The person may be required to meet ongoing conditions (e.g., attending programs).
Key Points to Keep in Mind about The Compassionate Intervention Act
Consent Is Not Always Required
During assessment, people can be treated without consent for:
Medical stabilization
Mental health needs
Substance withdrawal
Lab tests and psychological assessments
During secure care, treatment teams may administer medications or therapy even if the person objects, if the care plan permits it.
No Guarantee of Culturally Safe or Trauma-Informed Care
The Act allows but does not require cultural supports or Indigenous-led services.
There is no mandate for trauma-informed care, LGBTQIA+ inclusion, or language access.
Broad Definition of Harm
Harm can include not only danger to life, but also social impacts like:
Job loss
Relationship breakdowns
Repeat ER visits
This means poverty, trauma, or disability may be used as justification for mandated care, which can again lead to disproportionately harmful outcomes for marginalized groups, particularly those already navigating systemic inequities related to race, class, disability, or colonial violence.
Police Are Deeply Involved
Police can apprehend, transport, and re-apprehend individuals.
This makes the process feel more criminal-legal than healthcare-based.
For many, especially racialized, Indigenous, and other marginalized groups, interactions with police carry increased risk. These communities already face disproportionate surveillance, criminalization, and violence, making involuntary treatment particularly precarious and potentially harmful.
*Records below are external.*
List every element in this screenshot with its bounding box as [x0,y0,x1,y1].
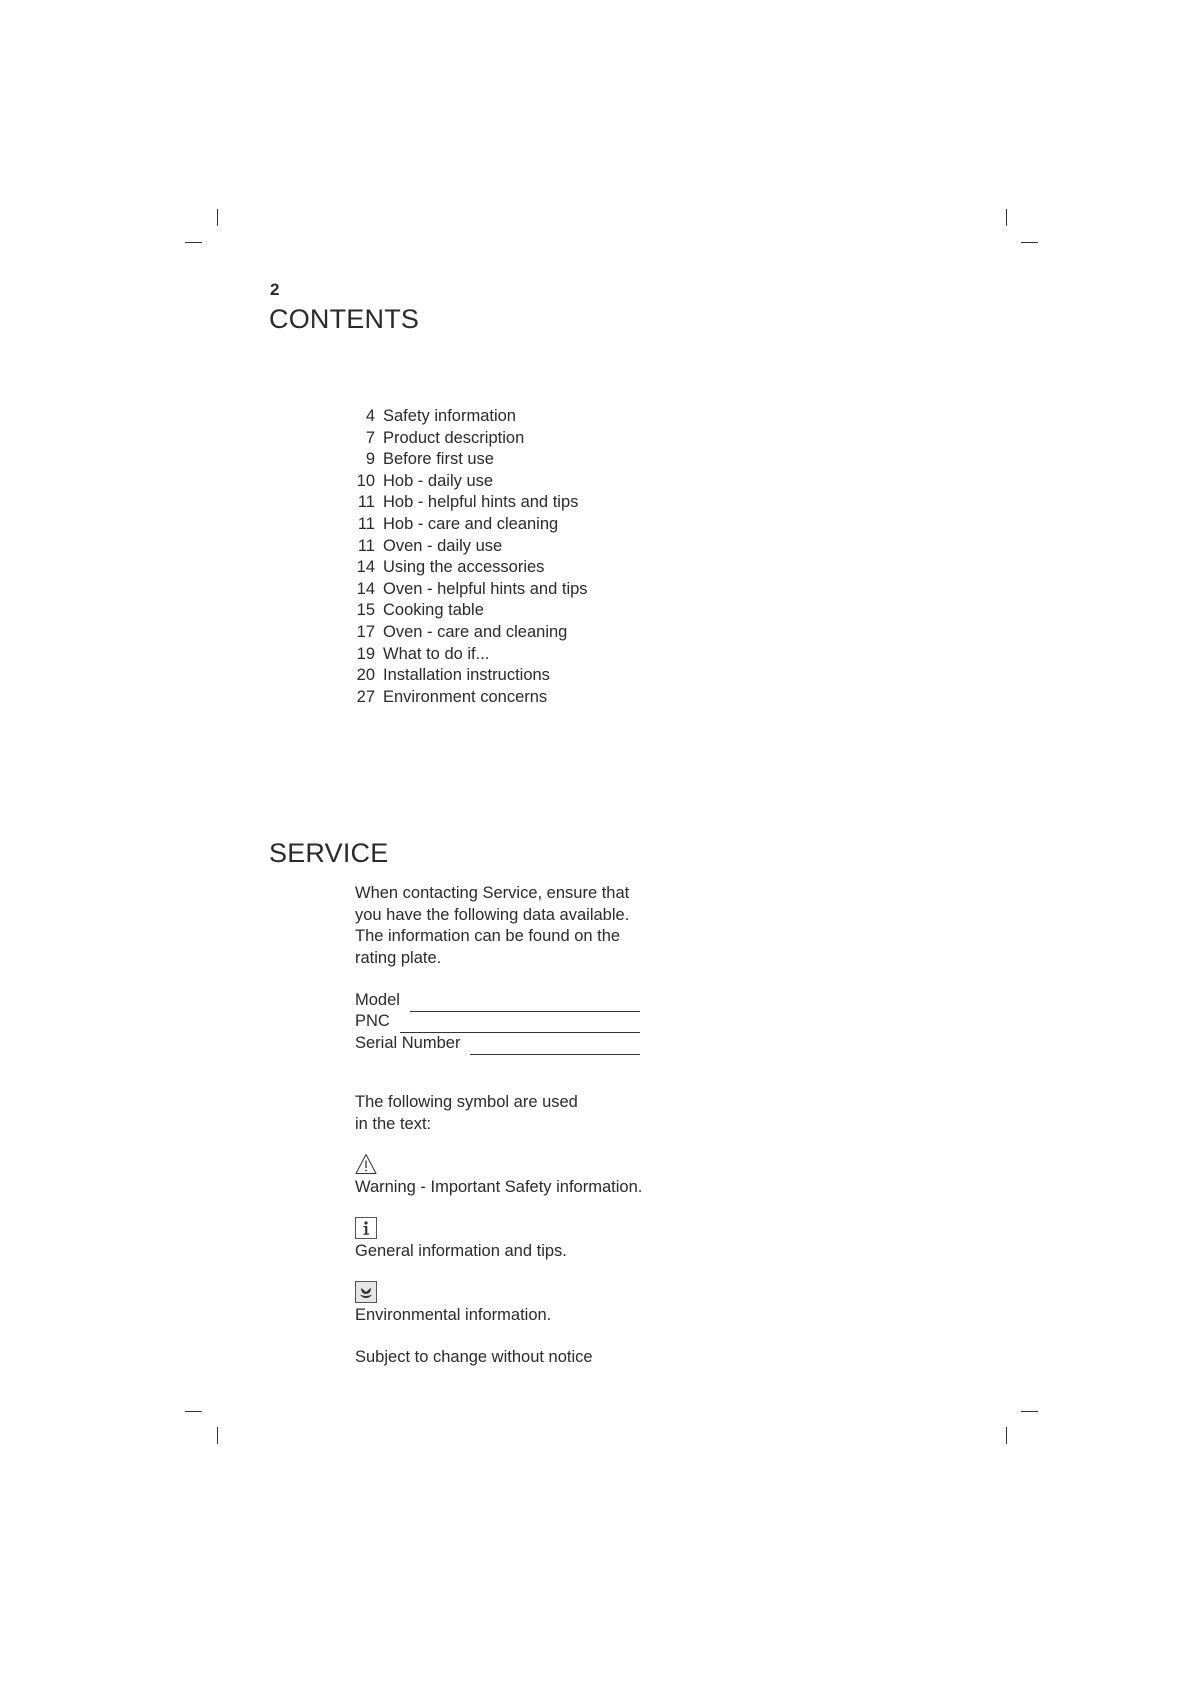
symbols-intro [355,1092,615,1135]
toc-page-number: 14 [356,558,375,577]
model-field [355,990,640,1012]
toc-item [355,644,588,666]
symbol-info [355,1217,675,1263]
toc-page-number: 11 [357,536,375,555]
rating-plate-fields [355,990,675,1055]
field-label: PNC [355,1012,390,1031]
toc-label: Oven - helpful hints and tips [383,579,588,598]
toc-label: Hob - helpful hints and tips [383,493,579,512]
toc-page-number: 11 [357,514,375,533]
toc-item [355,665,588,687]
crop-mark [1006,209,1007,226]
toc-label: Environment concerns [383,687,548,706]
toc-label: Installation instructions [383,666,550,685]
toc-page-number: 11 [357,493,375,512]
crop-mark [185,242,202,243]
symbols-intro-line: The following symbol are used [355,1092,578,1111]
toc-page-number: 7 [365,428,375,447]
toc-item [355,492,588,514]
service-title: SERVICE [269,838,389,868]
toc-item [355,622,588,644]
toc-item [355,557,588,579]
toc-label: Using the accessories [383,558,545,577]
toc-page-number: 15 [356,601,375,620]
info-icon [355,1217,377,1239]
write-in-line [470,1039,640,1055]
toc-label: Hob - care and cleaning [383,514,559,533]
contents-title: CONTENTS [269,304,420,334]
toc-page-number: 14 [356,579,375,598]
toc-item [355,687,588,709]
toc-label: What to do if... [383,644,490,663]
toc-label: Cooking table [383,601,484,620]
toc-page-number: 19 [356,644,375,663]
change-notice: Subject to change without notice [355,1348,593,1367]
symbols-intro-line: in the text: [355,1114,432,1133]
toc-item [355,449,588,471]
toc-page-number: 27 [356,687,375,706]
symbol-warning [355,1153,675,1199]
toc-label: Oven - daily use [383,536,503,555]
symbol-description: Warning - Important Safety information. [355,1178,643,1197]
crop-mark [217,209,218,226]
toc-page-number: 10 [356,471,375,490]
toc-item [355,406,588,428]
symbol-description: Environmental information. [355,1305,552,1324]
symbol-description: General information and tips. [355,1241,567,1260]
symbol-environment [355,1281,675,1327]
field-label: Model [355,990,400,1009]
toc-item [355,536,588,558]
toc-page-number: 9 [365,450,375,469]
toc-item [355,600,588,622]
toc-item [355,579,588,601]
write-in-line [400,1017,640,1033]
toc-page-number: 17 [356,622,375,641]
toc-page-number: 4 [365,407,375,425]
toc-item [355,428,588,450]
toc-label: Oven - care and cleaning [383,622,568,641]
toc-item [355,471,588,493]
toc-item [355,514,588,536]
service-intro: When contacting Service, ensure that you have the following data available. The information can be found on the rating plate. [355,884,630,968]
service-section [355,883,675,1369]
warning-triangle-icon [355,1153,377,1175]
toc-label: Safety information [383,407,516,425]
crop-mark [217,1427,218,1444]
crop-mark [185,1411,202,1412]
toc-label: Product description [383,428,525,447]
crop-mark [1021,1411,1038,1412]
serial-number-field [355,1033,640,1055]
field-label: Serial Number [355,1034,461,1053]
crop-mark [1021,242,1038,243]
table-of-contents [355,406,588,708]
pnc-field [355,1012,640,1034]
toc-label: Hob - daily use [383,471,494,490]
environment-icon [355,1281,377,1303]
toc-label: Before first use [383,450,494,469]
toc-page-number: 20 [356,666,375,685]
page-number: 2 [270,280,280,299]
write-in-line [410,996,640,1012]
crop-mark [1006,1427,1007,1444]
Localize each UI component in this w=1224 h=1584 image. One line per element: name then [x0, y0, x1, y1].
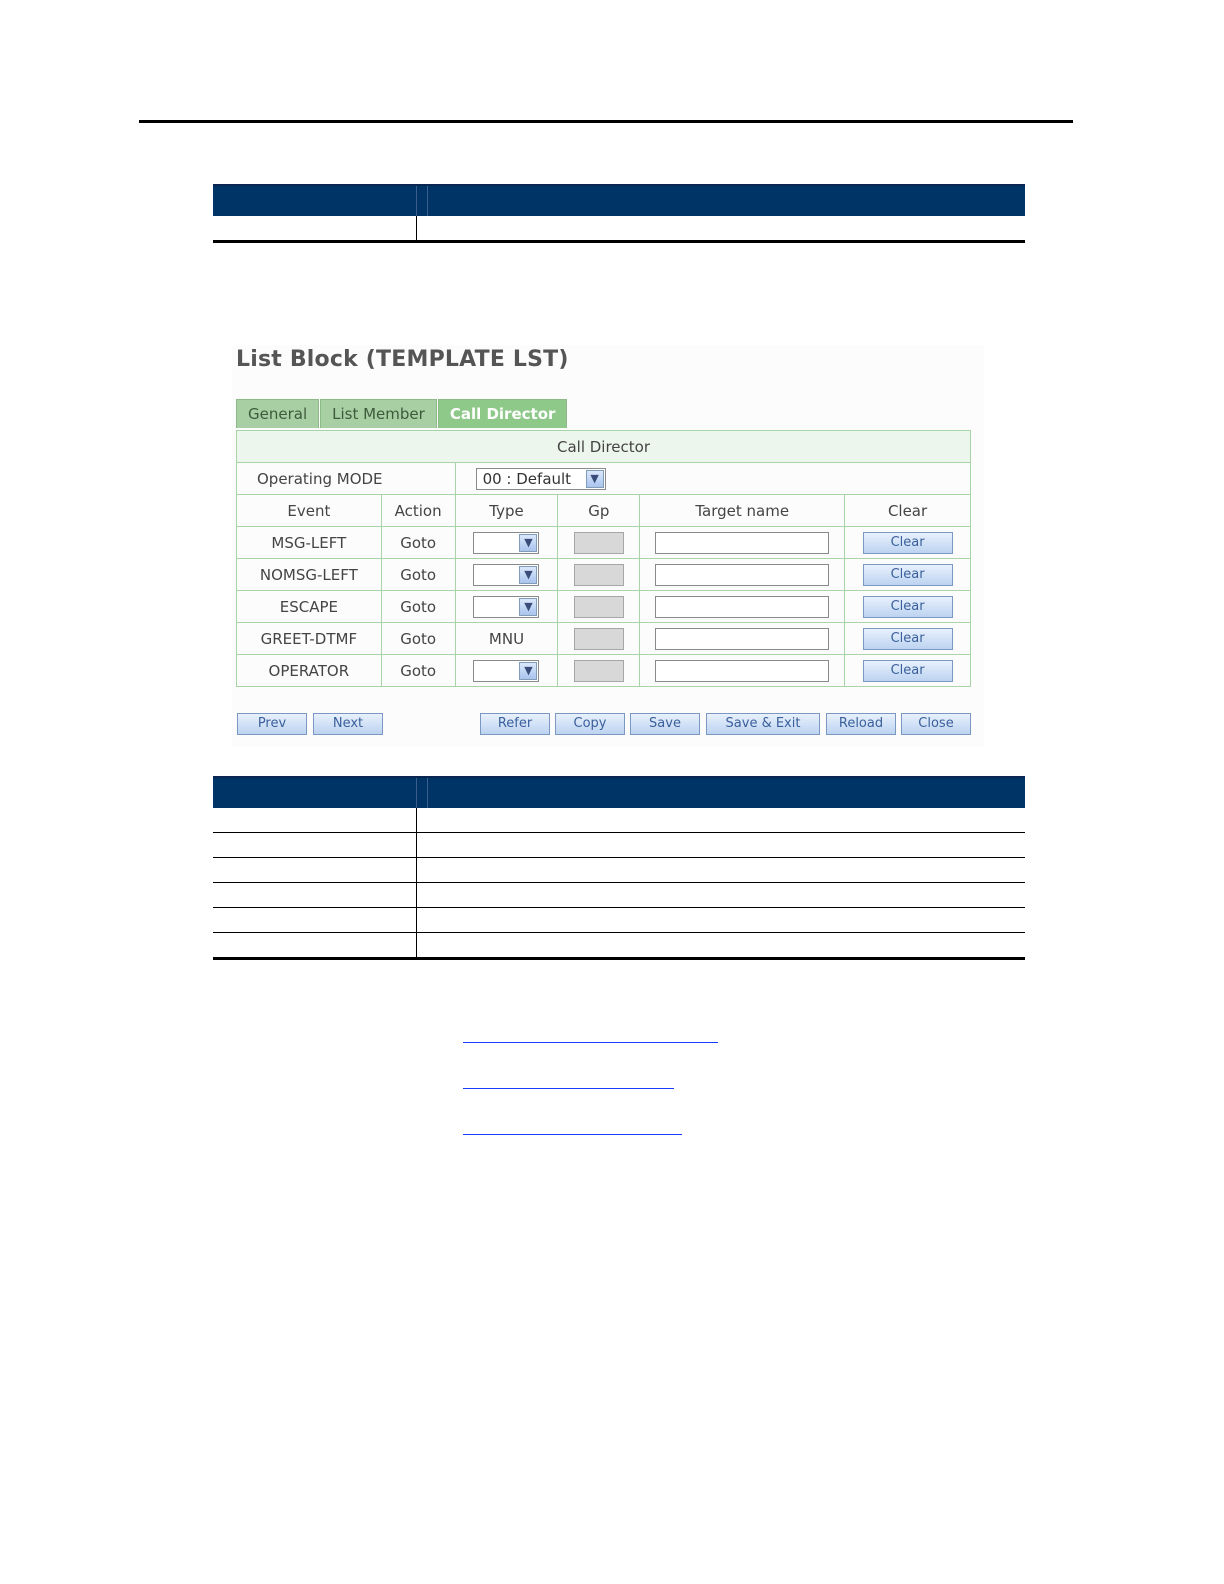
reload-button[interactable]: Reload — [826, 713, 896, 735]
doc-table-bottom — [213, 776, 1025, 960]
type-select[interactable] — [473, 660, 539, 682]
action-cell: Goto — [381, 527, 455, 559]
type-value: MNU — [455, 623, 558, 655]
action-cell: Goto — [381, 623, 455, 655]
chevron-down-icon: ▼ — [519, 662, 537, 680]
action-cell: Goto — [381, 559, 455, 591]
doc-table-row — [213, 933, 1025, 960]
header-clear: Clear — [845, 495, 971, 527]
gp-field — [574, 628, 624, 650]
target-name-input[interactable] — [655, 564, 829, 586]
operating-mode-value: 00 : Default — [482, 469, 572, 488]
clear-button[interactable]: Clear — [863, 564, 953, 586]
target-name-input[interactable] — [655, 532, 829, 554]
tab-bar — [236, 399, 568, 428]
header-action: Action — [381, 495, 455, 527]
gp-field — [574, 660, 624, 682]
call-director-table — [236, 430, 971, 687]
page-header-rule — [139, 120, 1073, 123]
table-row — [237, 655, 971, 687]
chevron-down-icon: ▼ — [519, 598, 537, 616]
event-cell: ESCAPE — [237, 591, 382, 623]
tab-call-director[interactable]: Call Director — [438, 399, 568, 428]
type-select[interactable] — [473, 564, 539, 586]
next-button[interactable]: Next — [313, 713, 383, 735]
doc-table-row — [213, 808, 1025, 833]
doc-table-row — [213, 883, 1025, 908]
doc-table-row — [213, 833, 1025, 858]
save-button[interactable]: Save — [630, 713, 700, 735]
chevron-down-icon: ▼ — [519, 534, 537, 552]
chevron-down-icon: ▼ — [519, 566, 537, 584]
action-cell: Goto — [381, 591, 455, 623]
tab-list-member[interactable]: List Member — [320, 399, 437, 428]
close-button[interactable]: Close — [901, 713, 971, 735]
chevron-down-icon: ▼ — [586, 470, 604, 488]
event-cell: MSG-LEFT — [237, 527, 382, 559]
operating-mode-label: Operating MODE — [237, 463, 456, 495]
clear-button[interactable]: Clear — [863, 628, 953, 650]
table-row — [237, 527, 971, 559]
target-name-input[interactable] — [655, 628, 829, 650]
event-cell: NOMSG-LEFT — [237, 559, 382, 591]
link-underline[interactable] — [463, 1088, 674, 1089]
link-underline[interactable] — [463, 1042, 718, 1043]
operating-mode-select[interactable] — [476, 468, 606, 490]
clear-button[interactable]: Clear — [863, 596, 953, 618]
event-cell: GREET-DTMF — [237, 623, 382, 655]
doc-table-row — [213, 858, 1025, 883]
link-underline[interactable] — [463, 1134, 682, 1135]
header-target-name: Target name — [640, 495, 845, 527]
gp-field — [574, 596, 624, 618]
header-type: Type — [455, 495, 558, 527]
table-row — [237, 559, 971, 591]
action-cell: Goto — [381, 655, 455, 687]
clear-button[interactable]: Clear — [863, 532, 953, 554]
doc-table-row — [213, 908, 1025, 933]
table-row — [237, 623, 971, 655]
prev-button[interactable]: Prev — [237, 713, 307, 735]
gp-field — [574, 532, 624, 554]
doc-table-header — [213, 776, 1025, 808]
header-gp: Gp — [558, 495, 640, 527]
header-event: Event — [237, 495, 382, 527]
save-exit-button[interactable]: Save & Exit — [706, 713, 820, 735]
copy-button[interactable]: Copy — [555, 713, 625, 735]
refer-button[interactable]: Refer — [480, 713, 550, 735]
table-row — [237, 591, 971, 623]
gp-field — [574, 564, 624, 586]
window-title: List Block (TEMPLATE LST) — [236, 347, 569, 372]
type-select[interactable] — [473, 532, 539, 554]
doc-table-header — [213, 184, 1025, 216]
target-name-input[interactable] — [655, 596, 829, 618]
doc-table-top — [213, 184, 1025, 243]
tab-general[interactable]: General — [236, 399, 319, 428]
table-caption: Call Director — [237, 431, 971, 463]
type-select[interactable] — [473, 596, 539, 618]
clear-button[interactable]: Clear — [863, 660, 953, 682]
target-name-input[interactable] — [655, 660, 829, 682]
event-cell: OPERATOR — [237, 655, 382, 687]
doc-table-row — [213, 216, 1025, 243]
list-block-window — [232, 345, 984, 747]
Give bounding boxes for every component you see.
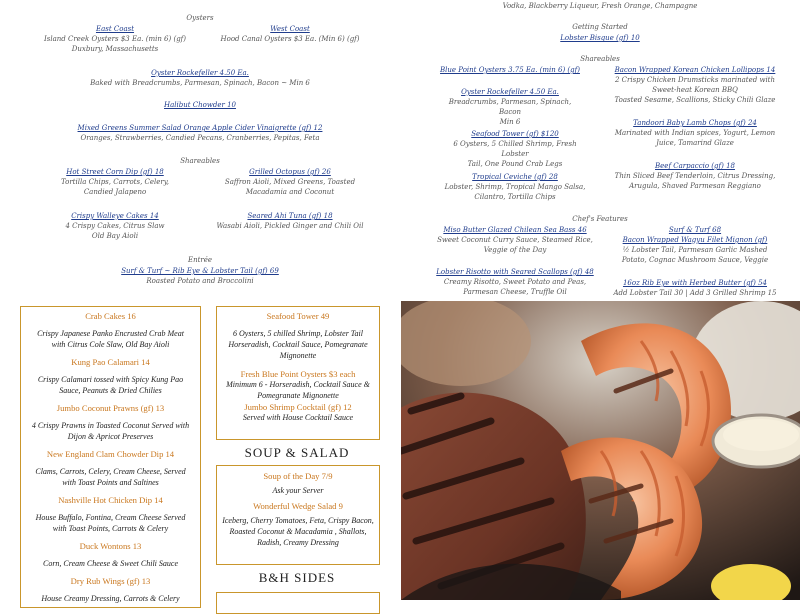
ribeye-title: 16oz Rib Eye with Herbed Butter (gf) 54 [622, 279, 768, 287]
carpaccio-item [600, 161, 790, 191]
rockefeller-desc: Baked with Breadcrumbs, Parmesan, Spinach, Bacon ~ Min 6 [90, 79, 310, 87]
octopus-title: Grilled Octopus (gf) 26 [249, 168, 331, 176]
lamb-item [600, 118, 790, 148]
tr-tower-item [440, 129, 590, 169]
appetizer-desc: Crispy Calamari tossed with Spicy Kung Pao Sauce, Peanuts & Dried Chilies [37, 375, 184, 395]
walleye-desc2: Old Bay Aioli [91, 232, 139, 240]
oysters-heading: Oysters [186, 14, 214, 22]
bisque-item [520, 33, 680, 43]
appetizer-desc: Crispy Japanese Panko Encrusted Crab Meat with Citrus Cole Slaw, Old Bay Aioli [37, 329, 184, 349]
appetizer-title: New England Clam Chowder Dip 14 [46, 449, 175, 459]
halibut-title: Halibut Chowder 10 [164, 101, 236, 109]
west-coast-title: West Coast [270, 25, 310, 33]
soup-salad-heading: SOUP & SALAD [244, 445, 350, 460]
salad-title: Mixed Greens Summer Salad Orange Apple Cider Vinaigrette (gf) 12 [77, 124, 323, 132]
tr-rockefeller-desc: Breadcrumbs, Parmesan, Spinach, Bacon [448, 98, 572, 116]
risotto-desc2: Parmesan Cheese, Truffle Oil [463, 288, 567, 296]
seafood-tower-desc: 6 Oysters, 5 chilled Shrimp, Lobster Tail Horseradish, Cocktail Sauce, Pomegranate Mignonette [228, 329, 368, 360]
west-coast-item [205, 24, 375, 44]
corn-dip-item [40, 167, 190, 197]
tr-rockefeller-desc2: Min 6 [499, 118, 521, 126]
surfturf-desc: ½ Lobster Tail, Parmesan Garlic Mashed [622, 246, 768, 254]
tr-rockefeller-title: Oyster Rockefeller 4.50 Ea. [461, 88, 559, 96]
getting-started-heading: Getting Started [572, 23, 628, 31]
corn-dip-desc: Tortilla Chips, Carrots, Celery, [60, 178, 169, 186]
appetizer-title: Crab Cakes 16 [85, 311, 136, 321]
raw-bar-box [216, 306, 380, 440]
appetizer-desc: Clams, Carrots, Celery, Cream Cheese, Served with Toast Points and Saltines [35, 467, 186, 487]
tr-tower-desc: 6 Oysters, 5 Chilled Shrimp, Fresh Lobster [453, 140, 577, 158]
corn-dip-desc2: Candied Jalapeno [83, 188, 147, 196]
lollipops-desc3: Toasted Sesame, Scallions, Sticky Chili Glaze [614, 96, 776, 104]
west-coast-desc: Hood Canal Oysters $3 Ea. (Min 6) (gf) [220, 35, 360, 43]
octopus-item [205, 167, 375, 197]
lollipops-desc2: Sweet-heat Korean BBQ [652, 86, 738, 94]
appetizer-title: Dry Rub Wings (gf) 13 [70, 576, 151, 586]
bluepoint-title: Blue Point Oysters 3.75 Ea. (min 6) (gf) [440, 66, 580, 74]
shareables-heading: Shareables [180, 157, 220, 165]
lamb-desc2: Juice, Tamarind Glaze [656, 139, 734, 147]
east-coast-desc: Island Creek Oysters $3 Ea. (min 6) (gf) [44, 35, 186, 43]
seabass-desc2: Veggie of the Day [483, 246, 547, 254]
east-coast-desc2: Duxbury, Massachusetts [71, 45, 159, 53]
appetizer-desc: 4 Crispy Prawns in Toasted Coconut Served with Dijon & Apricot Preserves [31, 421, 190, 441]
seabass-title: Miso Butter Glazed Chilean Sea Bass 46 [443, 226, 587, 234]
top-left-menu [0, 0, 400, 300]
bluepoint-oysters-title: Fresh Blue Point Oysters $3 each [240, 369, 356, 379]
seafood-tower-title: Seafood Tower 49 [266, 311, 330, 321]
lollipops-item [600, 65, 790, 105]
risotto-item [430, 267, 600, 297]
tuna-item [205, 211, 375, 231]
chefs-features-heading: Chef's Features [572, 215, 628, 223]
tuna-title: Seared Ahi Tuna (gf) 18 [247, 212, 333, 220]
ceviche-title: Tropical Ceviche (gf) 28 [472, 173, 558, 181]
top-right-menu [400, 0, 800, 300]
lollipops-title: Bacon Wrapped Korean Chicken Lollipops 14 [614, 66, 776, 74]
octopus-desc: Saffron Aioli, Mixed Greens, Toasted [224, 178, 356, 186]
soup-desc: Ask your Server [272, 486, 324, 495]
ribeye-item [600, 278, 790, 298]
lamb-desc: Marinated with Indian spices, Yogurt, Lemon [614, 129, 776, 137]
appetizer-desc: Corn, Cream Cheese & Sweet Chili Sauce [42, 559, 179, 568]
lamb-title: Tandoori Baby Lamb Chops (gf) 24 [633, 119, 757, 127]
carpaccio-desc2: Arugula, Shaved Parmesan Reggiano [629, 182, 761, 190]
walleye-item [40, 211, 190, 241]
sides-box [216, 592, 380, 614]
carpaccio-title: Beef Carpaccio (gf) 18 [655, 162, 735, 170]
octopus-desc2: Macadamia and Coconut [245, 188, 335, 196]
appetizer-title: Jumbo Coconut Prawns (gf) 13 [56, 403, 165, 413]
lollipops-desc: 2 Crispy Chicken Drumsticks marinated with [614, 76, 776, 84]
surf-desc: Roasted Potato and Broccolini [146, 277, 254, 285]
soup-salad-box [216, 465, 380, 565]
drink-line: Vodka, Blackberry Liqueur, Fresh Orange, Champagne [502, 2, 698, 10]
seabass-item [435, 225, 595, 255]
surfturf-title: Surf & Turf 68 [668, 226, 722, 234]
risotto-title: Lobster Risotto with Seared Scallops (gf) 48 [436, 268, 594, 276]
east-coast-item [30, 24, 200, 54]
seabass-desc: Sweet Coconut Curry Sauce, Steamed Rice, [437, 236, 593, 244]
walleye-title: Crispy Walleye Cakes 14 [71, 212, 159, 220]
tr-rockefeller-item [440, 87, 580, 127]
bisque-title: Lobster Bisque (gf) 10 [560, 34, 640, 42]
surfturf-sub: Bacon Wrapped Wagyu Filet Mignon (gf) [622, 236, 768, 244]
ribeye-desc: Add Lobster Tail 30 | Add 3 Grilled Shrimp 15 [613, 289, 777, 297]
bluepoint-item [435, 65, 585, 75]
appetizer-title: Kung Pao Calamari 14 [71, 357, 150, 367]
bluepoint-oysters-desc: Minimum 6 - Horseradish, Cocktail Sauce & Pomegranate Mignonette [226, 380, 370, 400]
appetizer-desc: House Buffalo, Fontina, Cream Cheese Served with Toast Points, Carrots & Celery [35, 513, 186, 533]
rockefeller-item [60, 68, 340, 88]
appetizer-desc: House Creamy Dressing, Carrots & Celery [41, 594, 180, 603]
surf-item [80, 266, 320, 286]
food-photo-illustration [401, 301, 800, 600]
wedge-desc: Iceberg, Cherry Tomatoes, Feta, Crispy Bacon, Roasted Coconut & Macadamia , Shallots, Radish, Creamy Dressing [222, 516, 374, 547]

Treatment Can Be Extended Indefinitely
Orders can be renewed through repeated hearings.
There is no limit on how many times a person can be kept under a care plan order.
Aftercare Is Vague and Under-Resourced
Discharge planning is legally required but not clearly defined.
There is no guarantee of access to housing, wraparound care, or peer support after treatment ends. As evidence shows, one of the primary harms associated with involuntary treatment is the significantly increased risk of drug poisoning deaths following release from care, particularly when individuals are discharged without adequate support or stabilization.
The lack of consistent, person-led aftercare planning creates conditions that can undermine recovery and increase vulnerability to drug poisoning and death.